This post is reproduced with my husband's permission from his blog One Veteran's Battle.
Every soldier whose been in combat cannot help but to be changed for life. It may be surprising to know, the veteran believes everything will be OK, that they will comforted if he can just get home. When they finally arrive, there's an element of euphoria, followed by disorientation. Veterans slip into what can only be described as an 'illusion of normalcy.' They pretend that nothing has changed.
As time passes, it could be 1 month, or 2 years, but most commonly it's approximately 3 to 6 months, the veteran can no longer suppress what he's become as a result of combat. His true self begins to emerge. This can be expressed in many forms, anger, depression, isolationism, even suicide. The veteran will become sensitive to being around others and startle easily, and may show little interest in doing the things he once enjoyed. His interests may be alcohol, drugs, porn, or absolutely nothing at all. But these things are not really the man. They are expressions of pain seeking an outlet. It wasn't long ago he was in combat in a shit hole world. Everything you can think of was discarded onto the streets, waste paper, plastic bottles, rubble, feces, urine, and even decomposing animals (both domesticated dogs, etc. and human) now he's in a 'civilized' world with no way to express himself in a normal, culturally accepted way.

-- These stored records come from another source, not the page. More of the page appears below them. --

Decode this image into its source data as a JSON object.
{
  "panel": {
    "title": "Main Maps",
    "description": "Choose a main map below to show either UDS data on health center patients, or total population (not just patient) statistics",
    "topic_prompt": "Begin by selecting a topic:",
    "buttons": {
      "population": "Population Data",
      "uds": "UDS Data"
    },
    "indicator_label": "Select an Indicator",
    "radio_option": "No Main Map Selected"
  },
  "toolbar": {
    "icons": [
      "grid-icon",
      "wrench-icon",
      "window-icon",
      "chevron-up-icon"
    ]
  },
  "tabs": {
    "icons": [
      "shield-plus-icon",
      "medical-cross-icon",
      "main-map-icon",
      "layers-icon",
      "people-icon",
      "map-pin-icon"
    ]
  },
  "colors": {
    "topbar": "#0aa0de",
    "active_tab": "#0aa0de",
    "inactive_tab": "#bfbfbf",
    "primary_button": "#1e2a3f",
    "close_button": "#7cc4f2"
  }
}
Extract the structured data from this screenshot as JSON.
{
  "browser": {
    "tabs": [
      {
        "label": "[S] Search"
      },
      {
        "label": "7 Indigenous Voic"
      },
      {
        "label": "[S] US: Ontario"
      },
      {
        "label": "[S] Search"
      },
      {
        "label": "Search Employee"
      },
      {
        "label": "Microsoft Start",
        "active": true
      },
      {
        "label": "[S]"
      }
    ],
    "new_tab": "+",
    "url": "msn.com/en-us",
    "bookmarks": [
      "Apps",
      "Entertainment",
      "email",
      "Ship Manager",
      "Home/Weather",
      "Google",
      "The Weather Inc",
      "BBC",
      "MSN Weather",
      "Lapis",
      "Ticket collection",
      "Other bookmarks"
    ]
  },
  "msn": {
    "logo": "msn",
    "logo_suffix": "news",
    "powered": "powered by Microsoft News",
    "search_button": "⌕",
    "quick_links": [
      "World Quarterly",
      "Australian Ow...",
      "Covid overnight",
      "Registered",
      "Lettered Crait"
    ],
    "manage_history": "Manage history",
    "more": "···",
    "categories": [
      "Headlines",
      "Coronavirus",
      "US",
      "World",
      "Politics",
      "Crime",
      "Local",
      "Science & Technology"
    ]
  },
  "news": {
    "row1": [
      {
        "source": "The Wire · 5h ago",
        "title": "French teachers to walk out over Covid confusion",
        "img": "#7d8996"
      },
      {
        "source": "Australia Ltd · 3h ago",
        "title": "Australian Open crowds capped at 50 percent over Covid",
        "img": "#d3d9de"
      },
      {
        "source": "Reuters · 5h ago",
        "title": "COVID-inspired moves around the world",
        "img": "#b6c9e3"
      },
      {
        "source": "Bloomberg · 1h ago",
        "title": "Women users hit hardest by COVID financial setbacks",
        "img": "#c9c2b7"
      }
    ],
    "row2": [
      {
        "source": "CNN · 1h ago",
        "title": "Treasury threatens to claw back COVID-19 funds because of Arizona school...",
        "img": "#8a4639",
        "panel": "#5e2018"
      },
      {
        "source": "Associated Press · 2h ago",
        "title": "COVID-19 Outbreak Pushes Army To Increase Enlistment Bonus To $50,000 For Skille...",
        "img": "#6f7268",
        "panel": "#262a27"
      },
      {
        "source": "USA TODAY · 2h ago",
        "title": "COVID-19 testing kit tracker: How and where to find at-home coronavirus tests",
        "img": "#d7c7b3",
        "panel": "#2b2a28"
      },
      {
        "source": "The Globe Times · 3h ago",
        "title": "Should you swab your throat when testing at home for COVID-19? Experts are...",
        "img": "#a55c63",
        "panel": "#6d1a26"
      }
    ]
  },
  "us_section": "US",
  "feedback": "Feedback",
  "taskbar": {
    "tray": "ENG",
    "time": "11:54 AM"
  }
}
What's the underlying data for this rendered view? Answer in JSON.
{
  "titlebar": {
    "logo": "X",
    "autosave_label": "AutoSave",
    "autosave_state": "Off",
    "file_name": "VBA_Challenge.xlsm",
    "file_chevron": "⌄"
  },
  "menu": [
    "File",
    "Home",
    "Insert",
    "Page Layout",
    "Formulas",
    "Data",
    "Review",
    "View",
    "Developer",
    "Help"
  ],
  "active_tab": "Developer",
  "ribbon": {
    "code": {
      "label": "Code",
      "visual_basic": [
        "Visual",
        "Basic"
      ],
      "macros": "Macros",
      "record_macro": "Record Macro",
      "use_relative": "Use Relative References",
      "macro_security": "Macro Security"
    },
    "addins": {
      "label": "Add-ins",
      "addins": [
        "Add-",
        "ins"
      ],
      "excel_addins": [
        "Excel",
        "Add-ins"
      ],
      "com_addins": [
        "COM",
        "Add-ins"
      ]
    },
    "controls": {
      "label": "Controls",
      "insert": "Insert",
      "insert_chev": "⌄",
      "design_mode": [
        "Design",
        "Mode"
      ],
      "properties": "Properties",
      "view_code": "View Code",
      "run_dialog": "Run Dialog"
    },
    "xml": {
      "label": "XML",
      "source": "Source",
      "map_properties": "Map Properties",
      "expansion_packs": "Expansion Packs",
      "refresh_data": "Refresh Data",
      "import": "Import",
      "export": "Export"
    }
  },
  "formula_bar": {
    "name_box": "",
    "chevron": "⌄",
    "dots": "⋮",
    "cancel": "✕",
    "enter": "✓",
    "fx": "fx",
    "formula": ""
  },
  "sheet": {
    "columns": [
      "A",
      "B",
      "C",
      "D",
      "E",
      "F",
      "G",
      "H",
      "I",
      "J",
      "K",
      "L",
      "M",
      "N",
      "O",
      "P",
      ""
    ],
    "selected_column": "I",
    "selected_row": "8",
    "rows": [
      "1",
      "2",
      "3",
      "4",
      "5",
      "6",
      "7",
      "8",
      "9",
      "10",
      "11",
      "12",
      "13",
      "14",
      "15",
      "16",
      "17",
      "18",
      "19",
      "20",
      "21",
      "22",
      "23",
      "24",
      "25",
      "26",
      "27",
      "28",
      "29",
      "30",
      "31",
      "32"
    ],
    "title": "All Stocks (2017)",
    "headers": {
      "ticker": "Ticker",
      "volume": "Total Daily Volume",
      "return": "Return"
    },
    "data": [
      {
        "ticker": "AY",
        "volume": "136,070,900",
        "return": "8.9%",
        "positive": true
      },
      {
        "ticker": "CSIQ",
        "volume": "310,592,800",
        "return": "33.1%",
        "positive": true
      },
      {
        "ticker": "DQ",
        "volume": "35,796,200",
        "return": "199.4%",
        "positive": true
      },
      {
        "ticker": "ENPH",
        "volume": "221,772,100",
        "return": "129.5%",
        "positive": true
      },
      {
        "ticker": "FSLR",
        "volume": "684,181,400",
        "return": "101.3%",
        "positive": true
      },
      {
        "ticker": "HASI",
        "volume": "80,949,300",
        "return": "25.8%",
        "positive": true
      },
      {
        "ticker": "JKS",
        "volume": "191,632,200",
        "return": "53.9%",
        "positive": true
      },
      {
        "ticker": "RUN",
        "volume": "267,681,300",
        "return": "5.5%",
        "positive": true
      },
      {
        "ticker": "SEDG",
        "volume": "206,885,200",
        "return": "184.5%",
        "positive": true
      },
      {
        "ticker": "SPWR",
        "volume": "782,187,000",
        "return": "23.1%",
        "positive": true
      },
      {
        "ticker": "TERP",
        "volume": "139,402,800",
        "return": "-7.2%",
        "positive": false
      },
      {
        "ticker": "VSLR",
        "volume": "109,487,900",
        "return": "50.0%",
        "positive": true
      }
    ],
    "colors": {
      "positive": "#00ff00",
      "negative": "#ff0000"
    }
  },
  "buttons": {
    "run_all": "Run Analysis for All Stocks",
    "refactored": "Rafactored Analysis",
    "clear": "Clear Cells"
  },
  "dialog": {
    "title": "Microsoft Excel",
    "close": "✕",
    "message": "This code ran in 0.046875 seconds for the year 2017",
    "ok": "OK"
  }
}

Therefore, veterans turn to violence, isolate themselves, or commit suicide. How can anyone that hasn't been 'In the shit' possibly know what fucked up shit veterans have dealt with? Pisses me off when I hear anyone call a veteran a freeloader. They have god damn clue what their talking about. I wish they were walking the streets of Baghdad in 2004. If they were to survive they'd shut the fuck-up.
Once the veteran crosses that boundary to the new 'true self,' both the veteran and his spouse must come to terms with the changes in their relationship together or it's doomed to fail. I represent a failed attempt to make the adjustment. I failed, or she refused to accept the changes in me, we ended up in divorce. I had no intention on giving up on the relationship; it was my intention to try and work it out. It was her decision to abandon our relationship. But I realize now, it was the best result possible. I'm just sorry she did it in such a mean spirited way (another post).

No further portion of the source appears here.